Toch blijft het nationale beleid van Nederland soms een struikelblok. ‘Den Haag hanteert vaak een Randstad-gecentreerde aanpak, waarbij belangrijke beleids- en zorgfuncties daar worden geconcentreerd,’ merkt Ozerova op. ‘Voor Limburg is dat ongunstig, want wij zijn soms juist beter gepositioneerd om samen te werken met buurlanden. We kijken echt met een Euregionale blik, terwijl het nationale beleid nog te veel binnen de landsgrenzen blijft.’ Dit onderstreept de noodzaak om de regio’s eigen belangen te blijven verdedigen en grensoverschrijdende samenwerking te versterken.

Toekomst van Europese subsidies
‘De komende subsidieverdeling gebeurt gefaseerd, en pas in de zomer van 2026 verwachten we meer duidelijkheid,’ zegt Ozerova. Tot die tijd zal er intensief worden gelobbyd om Limburgs belangen goed te vertegenwoordigen. ‘We weten nog niet hoe de fondsen precies verdeeld zullen worden, maar zodra het MFK (Meerjarig Financieel Kader) vastligt, kunnen we beter inschatten welke kansen er zijn. We hopen wel dat het eigenaarschap binnen de regio blijft en niet verschuift naar nationaal niveau.’

Ondertussen werkt Limburg proactief aan strategische samenwerkingen. ‘We trekken steeds vaker samen op met Brabant en Zeeland om onze belangen in Brussel te behartigen,’ legt Ozerova uit. Deze provinciale samenwerking binnen Zuid-Nederland helpt bij het aanvragen van fondsen en het formuleren van gezamenlijke beleidsdoelen.

Digitalisering als ondersteunende factor
Naast duurzaamheid speelt digitalisering een steeds grotere rol in Limburg, al wordt het vooral gezien als een ondersteunend middel binnen bredere beleidsdoelen. ‘Digitale transformatie is essentieel voor de circulaire economie en verduurzaming,’ zegt Ozerova. Hoewel de provincie zelf in de recente coalitieperiode geen grote ICT-initiatieven heeft opgezet, zet ze in op samenwerkingen met de Brightlands Campussen, met name de Smart Services Campus in Heerlen. Deze campus fungeert als innovatiemotor voor ICT en digitalisering in de regio.
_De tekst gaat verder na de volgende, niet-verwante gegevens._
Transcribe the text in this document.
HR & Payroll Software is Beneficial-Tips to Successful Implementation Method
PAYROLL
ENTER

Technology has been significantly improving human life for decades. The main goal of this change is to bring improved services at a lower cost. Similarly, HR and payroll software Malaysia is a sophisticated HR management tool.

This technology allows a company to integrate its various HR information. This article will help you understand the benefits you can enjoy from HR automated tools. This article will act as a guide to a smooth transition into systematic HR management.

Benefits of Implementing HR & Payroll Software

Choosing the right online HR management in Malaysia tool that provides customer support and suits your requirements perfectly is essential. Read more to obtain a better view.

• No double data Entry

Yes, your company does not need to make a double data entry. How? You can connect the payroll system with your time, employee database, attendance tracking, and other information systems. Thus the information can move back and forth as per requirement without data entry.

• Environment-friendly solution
Ook binnen arbeidsmarktontwikkeling en de chemische sector wordt digitalisering steeds belangrijker. ‘Het JTF-project dat medewerkers en onderwijsinstellingen voorbereidt op de toekomst, is sterk verbonden met digitalisering,’ benadrukt Ozerova. ‘Nieuwe technologieën en digitale vaardigheden zijn cruciaal om Limburg economisch én sociaal verder te brengen.’